“你看我合適嗎?給你當個……專案經理怎麼樣?我要求不高,最好是不幹活只拿錢,來去有車接車送,住宿有高檔公寓……”於冰說話又給薛慕容留了個伏筆,如果薛慕容接:“你這哪是應聘專案經理,這是應聘老闆娘”,那樣的話,什麼話都可以說開了……
可是於冰越是說得大大咧咧、沒心沒肺,薛慕容就越覺得她純屬路過消遣來的,就哈哈大笑:“於老師還是別開玩笑了,我這擺攤都擺了三天,面試的人也有兩百多個,可是就是沒遇到合適的。助理這個位置還好,別人還可以頂一頂,可馬上18號就要開工了,要招聘一個得力的公園建設總指揮還真不容易……”

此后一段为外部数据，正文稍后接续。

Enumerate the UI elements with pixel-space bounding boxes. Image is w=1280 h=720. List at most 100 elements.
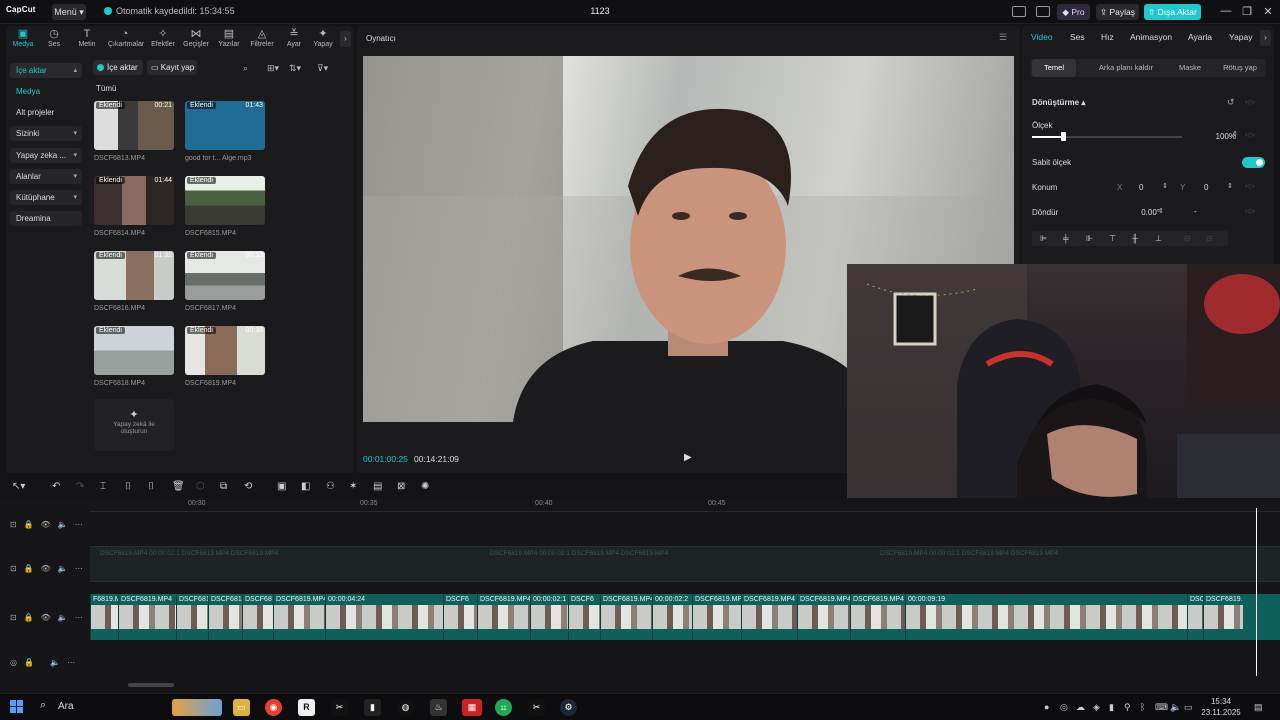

於冰心裡也涼半截,什麼叫“別人還可以頂一頂?”分明是故意封死了一條路!看來落花有意,流水無情,既然如此,也就別往上靠,省得自找難堪了吧。不過說到專案總經理,她倒想起了一個人:“薛大老闆,我可以給你推薦一個專案經理的人選?”
“誰?”
“你有沒有看這幾天的虹城晚報?”
“有時候看,有時候不看,晚報上報道了什麼?”
“虹城晚報上最近報道過一個人,叫張帆,重情重義,最近他老婆從樓梯上滾下來,摔成腦幹死亡,每天靠呼吸機維持呼吸。醫生建議他多次,說人已經死了,應該早日安葬才對,可是張帆捨不得他老婆,每天晚上都在醫院陪著他老婆說話,你說有多感人。男人都喜歡老牛吃嫩草,可是人家張帆就不一樣,他老婆比他還大十歲,屬於典型的少夫老妻,可倆人的感情特別好。唉,這輩子誰要是能攤上張帆,那也算值得了。”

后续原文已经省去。